ASX-listed Horizon Oil is keeping a close eye on negotiations over third-party access to PNG LNG project infrastructure as it progresses its own Western LNG project.

The company told shareholders in late October that the planned pipeline route from P’nyang to the PNG LNG facilities passes within 20 kilometres of the Ketu field, part of its Western LNG project planning.

“Recent announcements by the Government of Papua New Guinea indicate that its proposed Gas Policy would require third party access on reasonable commercial terms to pipelines and a recent media report suggests that such arrangements may be the subject of negotiation for the PNG LNG project agreement,” Horizon’s CEO, Michael Sheridan said.

The condensate rich gas resources in the Stanley, Elevala, Ketu and Ubuntu fields lie to the south of ExxonMobil and Oil Search’s P’nyang gas field which will provide the threshold volumes for expansion train 3 of the PNG LNG scheme.

However, he also said that Horizon will continue to look at other development opportunities.

“While such a potential commercialisation pathway may provide a beneficial opportunity, it remains appropriate for Horizon Oil and its fellow joint venturers to progress their independent development plans for their resources by way of the Western LNG project and the re-emerging opportunity for the Stanley condensate recovery project to provide nearer term condensate and domestic gas revenue, while planning for, and construction of, the longer-dated Western LNG project take place.”

Mr Sheridan told shareholders that Horizon Oil had made further progress on its planning for the commercialisation of the gross appraised resource of 2,200 PJ of sales gas and 64 million barrels of associated condensate in the four petroleum licences in the foreland basin of Western province that are intended to supply gas to the Western LNG project.

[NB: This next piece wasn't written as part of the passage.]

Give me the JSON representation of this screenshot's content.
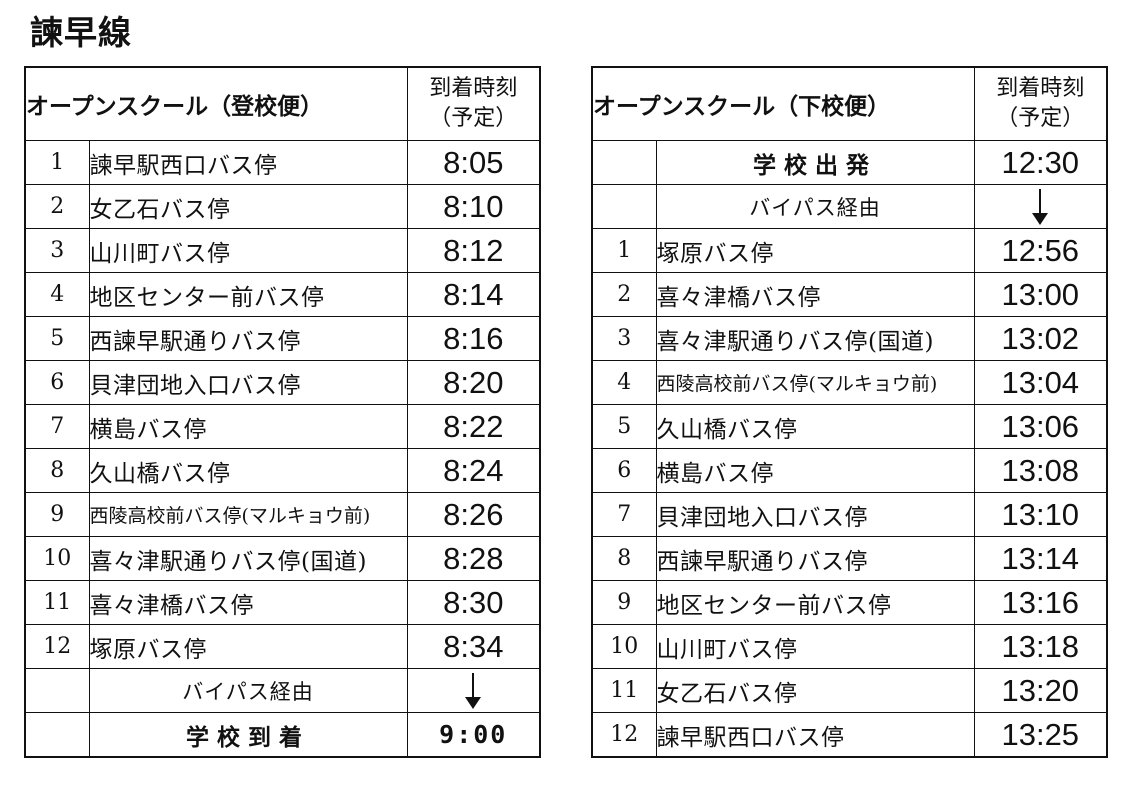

The company holds approximately 30% of the resource and is operator of two licences constituting the majority of the resource.

Discussing the recent notices of intent from the PNG Government to cancel key Western licences PDL-10 and PL -0 and the notice to terminate the Stanley Gas Agreement, Mr Sheridan said PDL-10 operator Repsol, remains of the view that the notices are without merit and are procedurally invalid.

“Based on external legal advice, Horizon Oil supports this view. Horizon Oil and the PDL-10 joint venture continue to work with the PNG Petroleum Minister and the Department of Petroleum and Energy to resolve any misunderstanding or disagreement with respect to the good standing of PDL-10, PL-10 and the Stanley Gas Agreement,” Mr Sheridan said.